Chalarangelo/30-seconds-web

Update ranker

Chalarangelo opened this issue · 0 comments

As of right now, our ranking system is problematic especially in regards to how freshness impacts rankings. More specifically, our current formula is as follows:

r(f, l) = (14 + f) / (14 + f * f) * l

where f the number of days since first seen and l the percentage of points awarded for freshness (currently 40%). This formula should produce a curve that falls sharply around the 14 day mark. Breakdown of some values:

f r(l) r
1 1 * l 40%
2 0.89 * l 35.6%
3 0.75 * l 30%
5 0.41 * l 16.4%
7 0.33 * l 13.2%
10 0.21 * l 8.4%
14 0.13 * l 5.2%
21 0.08 * l 3.2%
30 0.05 * l 2%

While the formula is not perfect, it's good enough for most of our use-cases. However, when l is plugged into the formula, the picture is clear: New content will always rise to the top and will be extremely hard to fight, due to keyword score being 60% of the total.

The needs the original ranking system tried to cover might not apply 100% at this time. New content should rise to the top, but not as much, especially when articles are presented in their own section and can be sorted by new. Additionally, the frequency of blog posts must be taken into account (roughly every 3-4 days).
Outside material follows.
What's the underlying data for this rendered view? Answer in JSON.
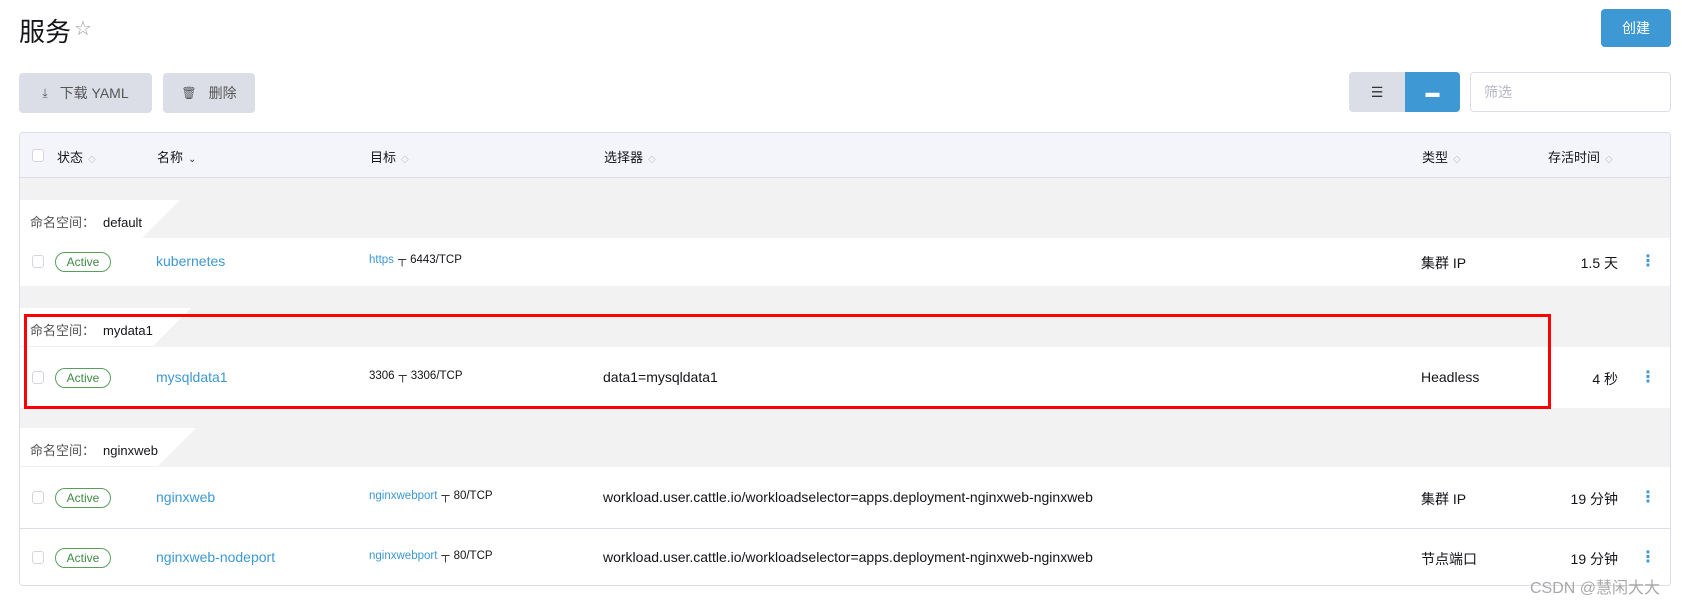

With all that taken into account, a new ranking formula would be as follows:

  • Lower l to 20% instead of 40%
  • Simplify the formula to use a lookup table and actually cut off at 14 days:
f r(l) r
1 1 * l 20%
2 0.85 * l 17%
3-4 0.7 * l 14%
5-6 0.45 * l 9%
7-10 0.25 * l 5%
11-14 0.1 * l 2%
15+ 0 * l 0%

What this will achieve is a smaller boost overall and a sharper decrease after the fourth day, while after two weeks of being uploaded content will no longer be considered fresh at all.